Algunos β-glucanos naturales se han extraído, e incluso se han utilizado como fármacos en oriente. Estos incluyen el Polisacárido Péptido japonés (PSP) y el Krestin chino (PSK) obtenido del Trametes versicolor o Coriolus versicolor (Cola de Pavo) utilizado en inyectable para apoyar la cirugía, la quimioterapia y radioterapia en pacientes con cáncer, también el Lentinan del Lentinus edodes (Shiitake) que se inyectó directamente por vía intrapleural e intraperitoneal con importantes resultados y el Schizophyllan obtenido de Schizophyllum commune también utilizado en inyectable.

La estructura terciaria de la macromolécula depende de su origen, de la distinta distribución y la longitud de las cadenas laterales, así como del tipo de extracción realizada. Las ramas pueden crear estructuras terciarias complejas debido a la formación de enlaces de hidrógeno entre cadenas (1).

Parámetros como la estructura primaria, la solubilidad, el grado de ramificación, peso molecular, carga y su conformación asumidos en un medio acuoso influyen la actividad biológica de los β-glucanos (2).

Los β-glucanos pueden adoptar 3 conformaciones diferentes en un ambiente acuoso: una triple hélice, una sola hélice o una "espiral aleatoria" que es una estructura envuelta de forma aleatoria.

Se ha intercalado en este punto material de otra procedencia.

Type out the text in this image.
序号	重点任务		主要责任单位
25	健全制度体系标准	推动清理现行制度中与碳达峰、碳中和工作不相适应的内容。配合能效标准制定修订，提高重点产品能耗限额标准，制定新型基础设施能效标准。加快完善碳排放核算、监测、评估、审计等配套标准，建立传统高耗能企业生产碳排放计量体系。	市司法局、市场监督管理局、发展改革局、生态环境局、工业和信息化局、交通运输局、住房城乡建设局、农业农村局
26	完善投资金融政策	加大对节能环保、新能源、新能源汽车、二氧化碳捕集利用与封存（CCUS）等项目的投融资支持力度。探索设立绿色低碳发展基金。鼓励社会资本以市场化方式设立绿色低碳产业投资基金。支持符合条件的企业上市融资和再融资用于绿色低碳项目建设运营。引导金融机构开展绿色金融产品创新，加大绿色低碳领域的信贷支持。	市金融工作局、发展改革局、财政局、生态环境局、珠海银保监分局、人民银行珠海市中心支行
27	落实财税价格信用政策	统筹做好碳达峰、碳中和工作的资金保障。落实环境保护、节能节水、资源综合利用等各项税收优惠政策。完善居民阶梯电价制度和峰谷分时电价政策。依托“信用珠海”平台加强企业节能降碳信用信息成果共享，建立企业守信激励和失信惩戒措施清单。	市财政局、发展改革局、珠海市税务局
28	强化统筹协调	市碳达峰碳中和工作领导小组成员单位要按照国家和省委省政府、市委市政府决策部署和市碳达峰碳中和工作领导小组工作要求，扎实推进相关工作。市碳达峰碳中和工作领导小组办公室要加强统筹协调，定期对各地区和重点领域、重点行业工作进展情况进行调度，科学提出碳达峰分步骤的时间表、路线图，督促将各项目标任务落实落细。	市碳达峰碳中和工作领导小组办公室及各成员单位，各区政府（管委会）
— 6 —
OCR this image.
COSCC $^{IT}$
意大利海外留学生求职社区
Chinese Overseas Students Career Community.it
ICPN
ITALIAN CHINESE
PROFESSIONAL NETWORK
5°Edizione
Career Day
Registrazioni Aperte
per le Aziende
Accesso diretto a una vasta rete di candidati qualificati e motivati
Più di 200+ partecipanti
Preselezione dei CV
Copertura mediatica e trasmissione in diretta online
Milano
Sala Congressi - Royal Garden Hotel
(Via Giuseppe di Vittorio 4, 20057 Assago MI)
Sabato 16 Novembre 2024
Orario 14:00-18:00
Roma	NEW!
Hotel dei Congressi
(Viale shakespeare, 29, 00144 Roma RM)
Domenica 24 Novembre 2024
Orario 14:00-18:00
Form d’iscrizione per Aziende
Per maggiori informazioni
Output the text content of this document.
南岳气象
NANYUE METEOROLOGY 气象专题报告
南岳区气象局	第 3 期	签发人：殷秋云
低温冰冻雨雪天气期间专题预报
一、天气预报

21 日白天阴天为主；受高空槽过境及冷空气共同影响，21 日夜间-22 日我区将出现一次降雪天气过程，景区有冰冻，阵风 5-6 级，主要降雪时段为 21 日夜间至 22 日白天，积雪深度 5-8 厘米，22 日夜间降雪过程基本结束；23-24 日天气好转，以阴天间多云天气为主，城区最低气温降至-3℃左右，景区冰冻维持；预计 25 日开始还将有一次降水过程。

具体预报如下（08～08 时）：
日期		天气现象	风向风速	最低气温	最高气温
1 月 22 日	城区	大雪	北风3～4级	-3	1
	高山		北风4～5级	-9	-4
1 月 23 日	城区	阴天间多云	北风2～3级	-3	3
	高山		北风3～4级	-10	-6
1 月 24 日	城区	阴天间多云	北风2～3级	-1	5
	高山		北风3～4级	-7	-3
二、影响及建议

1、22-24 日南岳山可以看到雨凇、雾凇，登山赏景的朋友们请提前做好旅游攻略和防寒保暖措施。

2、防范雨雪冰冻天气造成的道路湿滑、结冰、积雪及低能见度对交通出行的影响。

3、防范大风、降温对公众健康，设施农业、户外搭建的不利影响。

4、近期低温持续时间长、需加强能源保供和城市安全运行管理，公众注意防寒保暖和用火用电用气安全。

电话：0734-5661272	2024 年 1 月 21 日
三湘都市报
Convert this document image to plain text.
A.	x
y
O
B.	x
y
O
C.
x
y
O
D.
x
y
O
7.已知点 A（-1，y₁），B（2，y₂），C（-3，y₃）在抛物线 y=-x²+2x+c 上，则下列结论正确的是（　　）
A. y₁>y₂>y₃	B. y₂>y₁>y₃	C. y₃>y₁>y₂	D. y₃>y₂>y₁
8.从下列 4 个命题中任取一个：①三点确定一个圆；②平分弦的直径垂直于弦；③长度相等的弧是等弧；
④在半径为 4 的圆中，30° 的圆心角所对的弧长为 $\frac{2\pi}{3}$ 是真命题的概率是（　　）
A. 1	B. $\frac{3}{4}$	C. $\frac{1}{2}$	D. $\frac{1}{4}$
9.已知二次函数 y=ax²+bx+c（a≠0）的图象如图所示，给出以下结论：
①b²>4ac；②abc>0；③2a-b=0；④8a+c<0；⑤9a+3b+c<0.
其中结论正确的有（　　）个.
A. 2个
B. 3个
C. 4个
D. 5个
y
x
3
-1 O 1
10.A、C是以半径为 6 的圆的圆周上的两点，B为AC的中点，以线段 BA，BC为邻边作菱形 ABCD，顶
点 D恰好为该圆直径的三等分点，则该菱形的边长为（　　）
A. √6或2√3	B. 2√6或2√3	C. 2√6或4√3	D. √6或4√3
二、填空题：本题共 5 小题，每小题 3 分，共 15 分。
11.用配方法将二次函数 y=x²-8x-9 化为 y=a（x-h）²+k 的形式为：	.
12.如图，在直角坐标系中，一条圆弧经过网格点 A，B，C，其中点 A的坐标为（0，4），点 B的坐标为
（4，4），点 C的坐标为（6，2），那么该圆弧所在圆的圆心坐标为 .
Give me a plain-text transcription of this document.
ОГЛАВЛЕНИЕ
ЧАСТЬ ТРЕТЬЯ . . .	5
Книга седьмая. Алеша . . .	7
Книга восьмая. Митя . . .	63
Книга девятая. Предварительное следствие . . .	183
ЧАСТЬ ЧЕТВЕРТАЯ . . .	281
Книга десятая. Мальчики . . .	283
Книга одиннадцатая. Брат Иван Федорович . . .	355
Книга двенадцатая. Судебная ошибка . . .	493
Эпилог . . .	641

Los β-glucanos de los hongos medicinales tienen estructuras con una alta diversidad estructural en comparación con las levaduras y son inmunológicamente superiores; se caracterizan por un esqueleto de base Beta 1;3 y de cadenas laterales unidas con enlaces Beta 1;6. La característica estructural que los hace tan poderosos en comparación con los de los cereales y las levaduras, es la creación de una conformación de triple hélice determinada por los enlaces de hidrógeno que se establecen entre la cadena central y las ramificaciones.

β-glucanos

Captura de pantalla 2021 03 18 a las 11.23.28
Figura: izquierda, estructura ramificada de los β-glucanos β (1 → 3), β (1 → 6) que permite que la molécula adopte una configuración de triple hélice (derecha)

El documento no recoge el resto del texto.